Highlights included a performance of Stanford’s Sixth String Quartet by the Contempo Quartet and the Stanford Clarinet Sonata and Fantasy Number 2 for Clarinet Quintet both with John Finucane on the clarinet. It was also good to hear a selection of songs by Stanford and two of his female students, Rebecca Clarke and Muriel Herbert performed by soprano Sharon Carty accompanied by Finghin Collins. We also heard strong performances of Rebecca Clarke’s lovely Viola Sonata and Samuel Coleridge Taylor’s attractive Clarinet Quintet as well as William Hurlston’s Phantasy for String Quartet. The final work of the weekend was Stanford’s Serenade in F (Nonet) which was given a spirited performance by the nine required performers.
Those of us attending online were not able to see or hear a choral concert of part songs in St Nicholas’ Collegiate Church in Galway on the Saturday afternoon. This had an interesting programme and reports were that it was an excellent event.
The weekend also included two interesting talks by Jeremy Dibble, one on Stanford’s chamber music and the second on Stanford’s students featured in the weekend’s programme. There was also a showing of a documentary film entitled “ Samuel Coleridge Taylor and his Music in America”. This covered Coleridge Taylor’s life with a special focus on the reception of his music in America where he visited in 1904, 1906 and 1910 . He was received at the White House by President Theodore Roosevelt in 1904. Of particular interest was Coleridge-Taylor’s visit to the Norfolk Festival in Connecticut in 1910 at the invitation of Mr. and Mrs. Carl Stoeckel.

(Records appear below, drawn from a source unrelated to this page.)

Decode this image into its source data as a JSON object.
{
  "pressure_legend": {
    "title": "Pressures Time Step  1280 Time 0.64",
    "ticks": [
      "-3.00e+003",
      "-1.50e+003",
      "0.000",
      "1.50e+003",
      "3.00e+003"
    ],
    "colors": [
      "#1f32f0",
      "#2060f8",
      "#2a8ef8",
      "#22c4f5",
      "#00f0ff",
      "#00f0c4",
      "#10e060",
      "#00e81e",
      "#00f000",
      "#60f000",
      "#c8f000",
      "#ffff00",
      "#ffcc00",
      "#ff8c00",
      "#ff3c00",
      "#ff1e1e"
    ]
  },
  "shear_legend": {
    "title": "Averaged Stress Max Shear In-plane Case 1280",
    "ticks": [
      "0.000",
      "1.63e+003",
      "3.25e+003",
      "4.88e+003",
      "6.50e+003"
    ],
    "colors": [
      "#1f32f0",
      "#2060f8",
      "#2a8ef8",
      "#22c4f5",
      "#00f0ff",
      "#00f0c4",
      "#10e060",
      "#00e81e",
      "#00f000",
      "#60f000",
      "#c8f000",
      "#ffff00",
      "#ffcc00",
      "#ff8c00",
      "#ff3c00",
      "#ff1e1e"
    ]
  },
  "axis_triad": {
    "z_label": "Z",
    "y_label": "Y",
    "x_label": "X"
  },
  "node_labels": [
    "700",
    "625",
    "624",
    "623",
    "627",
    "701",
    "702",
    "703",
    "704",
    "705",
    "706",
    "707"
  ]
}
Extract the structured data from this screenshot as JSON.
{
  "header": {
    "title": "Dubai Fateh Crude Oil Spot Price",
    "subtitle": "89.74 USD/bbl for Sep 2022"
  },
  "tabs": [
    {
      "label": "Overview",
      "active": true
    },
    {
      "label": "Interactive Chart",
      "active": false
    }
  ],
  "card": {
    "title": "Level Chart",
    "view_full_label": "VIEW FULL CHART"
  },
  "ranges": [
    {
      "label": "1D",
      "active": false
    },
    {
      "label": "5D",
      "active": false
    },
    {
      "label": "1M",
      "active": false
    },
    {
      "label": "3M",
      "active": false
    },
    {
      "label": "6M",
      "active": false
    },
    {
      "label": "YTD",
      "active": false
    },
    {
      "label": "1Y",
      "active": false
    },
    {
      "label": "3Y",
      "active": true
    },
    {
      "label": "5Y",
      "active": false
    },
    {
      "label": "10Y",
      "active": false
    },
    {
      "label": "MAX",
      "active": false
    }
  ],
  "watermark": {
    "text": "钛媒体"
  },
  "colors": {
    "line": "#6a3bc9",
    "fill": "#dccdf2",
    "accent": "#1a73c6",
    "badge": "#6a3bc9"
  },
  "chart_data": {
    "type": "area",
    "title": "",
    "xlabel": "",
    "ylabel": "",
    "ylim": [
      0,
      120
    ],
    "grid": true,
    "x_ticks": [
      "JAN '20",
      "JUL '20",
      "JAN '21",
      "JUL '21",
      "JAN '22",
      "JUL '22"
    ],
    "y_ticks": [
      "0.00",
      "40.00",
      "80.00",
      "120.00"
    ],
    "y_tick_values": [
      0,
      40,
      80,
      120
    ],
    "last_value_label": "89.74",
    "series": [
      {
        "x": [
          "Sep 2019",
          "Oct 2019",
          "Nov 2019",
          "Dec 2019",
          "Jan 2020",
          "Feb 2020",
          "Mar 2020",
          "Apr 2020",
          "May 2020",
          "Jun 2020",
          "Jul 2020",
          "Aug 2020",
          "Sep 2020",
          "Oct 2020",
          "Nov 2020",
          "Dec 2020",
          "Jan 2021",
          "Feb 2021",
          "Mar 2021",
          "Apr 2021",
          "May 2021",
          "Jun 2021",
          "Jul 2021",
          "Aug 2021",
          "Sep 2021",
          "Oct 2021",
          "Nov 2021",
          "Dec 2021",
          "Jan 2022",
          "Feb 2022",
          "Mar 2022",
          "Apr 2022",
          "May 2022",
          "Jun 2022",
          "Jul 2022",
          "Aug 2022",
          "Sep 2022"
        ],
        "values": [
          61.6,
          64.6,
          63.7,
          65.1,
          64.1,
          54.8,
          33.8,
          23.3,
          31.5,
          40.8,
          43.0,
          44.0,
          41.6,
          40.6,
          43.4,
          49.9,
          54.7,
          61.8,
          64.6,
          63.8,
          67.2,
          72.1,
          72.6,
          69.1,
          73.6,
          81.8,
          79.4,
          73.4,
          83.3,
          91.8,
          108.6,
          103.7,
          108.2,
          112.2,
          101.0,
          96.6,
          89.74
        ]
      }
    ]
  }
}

It was here that he conducted his cantata Hiawatha with soloists, an orchestra of 75, and a chorus of more than 400. He subsequently composed a Violin Concerto for the Festival which was completed shortly before his death in 1912 at the age of 37. It was at the Norfolk Festival where Stanford was supposed to conduct the premiers of both his Second Piano Concerto and choral work Song to the Soul, in 1915. This visit was cancelled because of the sinking of the Lusitania on which Stanford had planned to travel. In the end he never visited America.
Both of Jeremy Dibble’s talks and a version of the Samuel Coleridge-Taylor documentary may still be available to view on YouTube.